A Date with CPAN, Part 10: Cleanliness Is Next to Timeliness
[This is a post in my latest long-ass series. You may want to begin at the beginning. I do not promise that the next post in the series will be next week. Just that I will eventually finish it, someday. Unless I get hit by a bus.
IMPORTANT NOTE! When I provide you links to code on GitHub, I’m giving you links to particular commits. This allows me to show you the code as it was at the time the blog post was written and insures that the code references will make sense in the context of this post. Just be aware that the latest version of the code may be very different.]
Last time I rearranged our UI to be (hopefully) a bit more intuitive. This time I want to clean up the remainder of those pesky CPAN Testers failures on our way to the next solid release.

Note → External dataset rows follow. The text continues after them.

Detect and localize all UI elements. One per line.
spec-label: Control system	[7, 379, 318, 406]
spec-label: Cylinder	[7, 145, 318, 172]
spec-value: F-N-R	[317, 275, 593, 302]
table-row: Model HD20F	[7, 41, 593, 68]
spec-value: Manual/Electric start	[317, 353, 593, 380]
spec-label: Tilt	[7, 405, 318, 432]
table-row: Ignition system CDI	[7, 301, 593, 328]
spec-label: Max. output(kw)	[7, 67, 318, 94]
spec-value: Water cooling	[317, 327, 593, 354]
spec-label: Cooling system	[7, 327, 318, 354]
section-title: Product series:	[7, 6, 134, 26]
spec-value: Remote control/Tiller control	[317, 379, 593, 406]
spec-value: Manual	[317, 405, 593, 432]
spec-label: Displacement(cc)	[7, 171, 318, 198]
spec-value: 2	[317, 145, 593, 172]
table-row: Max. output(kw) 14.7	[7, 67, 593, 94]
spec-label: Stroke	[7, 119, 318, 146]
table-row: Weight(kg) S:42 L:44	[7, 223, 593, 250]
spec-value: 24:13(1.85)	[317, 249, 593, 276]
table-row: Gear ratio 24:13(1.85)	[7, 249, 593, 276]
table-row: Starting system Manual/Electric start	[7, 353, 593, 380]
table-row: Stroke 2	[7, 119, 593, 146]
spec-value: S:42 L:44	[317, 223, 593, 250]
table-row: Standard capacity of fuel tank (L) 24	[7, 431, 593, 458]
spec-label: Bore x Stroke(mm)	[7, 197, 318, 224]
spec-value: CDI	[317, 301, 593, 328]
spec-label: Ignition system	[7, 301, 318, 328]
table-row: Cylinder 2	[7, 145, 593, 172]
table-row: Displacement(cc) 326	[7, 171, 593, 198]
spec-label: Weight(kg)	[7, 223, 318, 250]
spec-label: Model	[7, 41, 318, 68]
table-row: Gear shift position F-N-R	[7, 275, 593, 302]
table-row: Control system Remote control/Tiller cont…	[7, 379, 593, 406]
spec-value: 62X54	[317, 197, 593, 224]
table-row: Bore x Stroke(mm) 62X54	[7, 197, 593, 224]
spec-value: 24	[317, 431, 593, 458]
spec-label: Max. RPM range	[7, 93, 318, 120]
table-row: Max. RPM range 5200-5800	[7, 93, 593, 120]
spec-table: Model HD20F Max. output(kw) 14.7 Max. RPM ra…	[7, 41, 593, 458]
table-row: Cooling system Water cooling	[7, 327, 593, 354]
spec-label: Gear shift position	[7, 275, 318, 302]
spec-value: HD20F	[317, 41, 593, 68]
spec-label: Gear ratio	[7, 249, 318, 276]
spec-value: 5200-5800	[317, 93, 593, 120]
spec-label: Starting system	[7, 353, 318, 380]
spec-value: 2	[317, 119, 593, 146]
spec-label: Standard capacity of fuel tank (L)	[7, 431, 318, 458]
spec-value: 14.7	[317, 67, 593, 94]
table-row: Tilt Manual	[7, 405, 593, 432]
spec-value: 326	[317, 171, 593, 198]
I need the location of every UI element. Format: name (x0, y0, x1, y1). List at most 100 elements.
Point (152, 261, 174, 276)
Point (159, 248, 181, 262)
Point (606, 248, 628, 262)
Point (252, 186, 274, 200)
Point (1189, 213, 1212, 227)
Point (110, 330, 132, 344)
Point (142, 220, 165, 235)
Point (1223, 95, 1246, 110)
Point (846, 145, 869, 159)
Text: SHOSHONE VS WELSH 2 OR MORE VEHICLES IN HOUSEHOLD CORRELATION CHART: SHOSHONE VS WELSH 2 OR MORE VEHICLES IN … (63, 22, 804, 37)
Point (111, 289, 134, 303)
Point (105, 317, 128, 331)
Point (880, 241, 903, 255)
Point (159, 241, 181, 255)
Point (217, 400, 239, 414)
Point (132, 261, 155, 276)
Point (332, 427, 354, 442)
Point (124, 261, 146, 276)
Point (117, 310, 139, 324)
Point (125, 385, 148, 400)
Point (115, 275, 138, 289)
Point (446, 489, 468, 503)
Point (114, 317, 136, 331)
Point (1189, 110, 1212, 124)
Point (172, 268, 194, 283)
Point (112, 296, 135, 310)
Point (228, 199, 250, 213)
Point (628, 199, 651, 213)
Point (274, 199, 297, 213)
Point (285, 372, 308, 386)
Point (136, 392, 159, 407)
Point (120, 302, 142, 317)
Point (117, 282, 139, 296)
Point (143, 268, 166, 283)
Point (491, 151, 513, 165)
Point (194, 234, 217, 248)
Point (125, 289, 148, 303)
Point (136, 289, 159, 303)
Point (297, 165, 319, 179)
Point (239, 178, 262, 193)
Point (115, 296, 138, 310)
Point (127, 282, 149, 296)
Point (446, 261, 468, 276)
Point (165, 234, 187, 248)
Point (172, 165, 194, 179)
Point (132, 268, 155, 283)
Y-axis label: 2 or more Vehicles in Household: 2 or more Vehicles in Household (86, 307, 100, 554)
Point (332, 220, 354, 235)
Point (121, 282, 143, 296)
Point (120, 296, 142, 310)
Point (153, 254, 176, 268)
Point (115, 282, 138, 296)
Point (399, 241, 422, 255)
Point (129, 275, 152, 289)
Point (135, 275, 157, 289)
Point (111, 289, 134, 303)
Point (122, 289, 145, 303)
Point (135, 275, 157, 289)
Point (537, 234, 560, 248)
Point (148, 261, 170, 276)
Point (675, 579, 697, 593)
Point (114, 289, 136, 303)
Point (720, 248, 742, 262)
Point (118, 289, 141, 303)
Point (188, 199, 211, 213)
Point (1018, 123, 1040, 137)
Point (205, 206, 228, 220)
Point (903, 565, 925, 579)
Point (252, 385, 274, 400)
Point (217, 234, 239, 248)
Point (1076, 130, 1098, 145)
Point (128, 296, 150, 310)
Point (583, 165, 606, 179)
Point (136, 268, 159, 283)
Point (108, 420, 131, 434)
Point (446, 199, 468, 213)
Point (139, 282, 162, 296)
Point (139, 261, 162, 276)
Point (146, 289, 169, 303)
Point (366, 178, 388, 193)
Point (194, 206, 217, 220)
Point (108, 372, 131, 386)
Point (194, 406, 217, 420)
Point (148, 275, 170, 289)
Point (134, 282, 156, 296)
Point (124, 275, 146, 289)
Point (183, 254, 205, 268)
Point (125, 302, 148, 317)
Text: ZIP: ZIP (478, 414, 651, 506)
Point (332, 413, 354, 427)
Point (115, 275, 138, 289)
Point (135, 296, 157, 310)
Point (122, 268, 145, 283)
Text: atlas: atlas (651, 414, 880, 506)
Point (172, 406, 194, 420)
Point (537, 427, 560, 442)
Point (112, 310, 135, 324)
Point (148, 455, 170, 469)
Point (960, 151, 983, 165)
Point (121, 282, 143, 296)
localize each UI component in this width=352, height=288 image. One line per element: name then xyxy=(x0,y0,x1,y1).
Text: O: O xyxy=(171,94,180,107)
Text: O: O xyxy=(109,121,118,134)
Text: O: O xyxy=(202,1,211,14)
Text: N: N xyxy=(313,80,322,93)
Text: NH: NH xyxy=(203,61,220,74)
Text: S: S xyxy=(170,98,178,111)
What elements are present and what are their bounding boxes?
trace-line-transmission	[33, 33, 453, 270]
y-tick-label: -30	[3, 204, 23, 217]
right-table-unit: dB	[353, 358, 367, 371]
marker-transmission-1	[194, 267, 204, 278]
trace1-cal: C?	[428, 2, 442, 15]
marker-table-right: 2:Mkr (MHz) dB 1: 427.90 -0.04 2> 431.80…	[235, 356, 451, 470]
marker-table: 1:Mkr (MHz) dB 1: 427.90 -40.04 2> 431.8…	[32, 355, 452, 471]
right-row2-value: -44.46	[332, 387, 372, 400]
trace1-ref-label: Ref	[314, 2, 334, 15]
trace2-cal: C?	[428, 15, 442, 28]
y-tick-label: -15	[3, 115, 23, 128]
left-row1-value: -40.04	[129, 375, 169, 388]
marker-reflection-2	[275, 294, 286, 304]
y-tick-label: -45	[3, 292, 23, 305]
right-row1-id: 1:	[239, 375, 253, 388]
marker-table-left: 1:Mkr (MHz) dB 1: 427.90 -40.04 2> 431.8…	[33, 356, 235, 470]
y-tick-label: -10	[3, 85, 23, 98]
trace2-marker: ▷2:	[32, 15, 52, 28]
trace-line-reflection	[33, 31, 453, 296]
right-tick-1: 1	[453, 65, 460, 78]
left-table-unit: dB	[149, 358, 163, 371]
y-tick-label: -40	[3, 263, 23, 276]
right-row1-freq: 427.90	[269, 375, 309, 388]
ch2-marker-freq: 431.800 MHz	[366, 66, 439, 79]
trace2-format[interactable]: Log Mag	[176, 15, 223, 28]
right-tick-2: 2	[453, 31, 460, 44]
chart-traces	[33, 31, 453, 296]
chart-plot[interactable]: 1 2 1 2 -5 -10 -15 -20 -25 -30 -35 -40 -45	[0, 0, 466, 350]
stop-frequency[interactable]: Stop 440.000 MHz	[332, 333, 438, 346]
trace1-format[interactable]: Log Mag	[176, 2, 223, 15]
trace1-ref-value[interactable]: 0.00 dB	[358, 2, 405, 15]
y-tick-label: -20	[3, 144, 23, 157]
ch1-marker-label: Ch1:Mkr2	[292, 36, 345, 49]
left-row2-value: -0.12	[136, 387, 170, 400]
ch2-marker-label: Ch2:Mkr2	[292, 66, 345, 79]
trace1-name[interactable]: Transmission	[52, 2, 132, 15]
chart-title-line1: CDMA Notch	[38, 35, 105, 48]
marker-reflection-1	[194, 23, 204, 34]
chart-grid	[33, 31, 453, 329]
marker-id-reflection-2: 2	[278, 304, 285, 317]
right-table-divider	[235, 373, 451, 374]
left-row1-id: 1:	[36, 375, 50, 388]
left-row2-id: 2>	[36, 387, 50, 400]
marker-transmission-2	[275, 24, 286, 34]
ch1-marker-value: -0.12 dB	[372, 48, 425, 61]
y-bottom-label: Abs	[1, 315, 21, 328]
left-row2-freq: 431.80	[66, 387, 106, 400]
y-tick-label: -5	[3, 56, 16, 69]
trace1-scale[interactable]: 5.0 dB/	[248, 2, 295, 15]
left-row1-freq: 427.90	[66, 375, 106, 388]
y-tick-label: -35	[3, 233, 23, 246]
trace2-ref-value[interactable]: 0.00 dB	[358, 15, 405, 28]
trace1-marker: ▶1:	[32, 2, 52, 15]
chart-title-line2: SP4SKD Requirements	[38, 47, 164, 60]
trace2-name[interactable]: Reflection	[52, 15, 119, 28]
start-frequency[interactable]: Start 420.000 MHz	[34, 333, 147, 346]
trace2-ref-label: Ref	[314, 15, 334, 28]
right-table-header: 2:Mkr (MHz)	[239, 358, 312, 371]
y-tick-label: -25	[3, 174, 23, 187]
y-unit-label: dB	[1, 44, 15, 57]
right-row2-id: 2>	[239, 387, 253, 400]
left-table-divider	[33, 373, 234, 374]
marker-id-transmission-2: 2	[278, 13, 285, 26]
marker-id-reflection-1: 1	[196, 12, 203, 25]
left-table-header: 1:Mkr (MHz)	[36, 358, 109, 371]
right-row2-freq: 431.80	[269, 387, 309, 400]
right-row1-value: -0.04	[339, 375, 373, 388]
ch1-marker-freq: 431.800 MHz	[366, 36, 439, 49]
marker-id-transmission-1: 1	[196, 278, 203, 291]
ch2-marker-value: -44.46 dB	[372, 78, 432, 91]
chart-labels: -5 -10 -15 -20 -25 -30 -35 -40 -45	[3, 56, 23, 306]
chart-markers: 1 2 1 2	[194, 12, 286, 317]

So, the first thing I needed to do was to figure out what all those failures were. See, as I touched on before, CPAN Testers failures tend to come in groups. The trickiest part (usually) is identifying the patterns and figuring out what they have in common, which usually tells you what caused the failures. Once you know what the failures are, it’s often trivial to actually fix them. Often, but not always. We have a bit of a mix here, as it turns out. But first I had to analyze the failures and pick out the patterns.
Except I didn’t have to. Because the Perl community is awesome, and someone thoughtfully did it for me. Literally a day or two before I was about to start wading into the fail reports myself, Slaven Rezić (a.k.a. SREZIC on CPAN, a.k.a. eserte on GitHub) opened three GitHub issues wherein he’d already done all the work for me. So I have to give a big shout out to Slaven: he did the hard part. And, with the hard work done for me, all I had to do was buckle down and just fix the errors.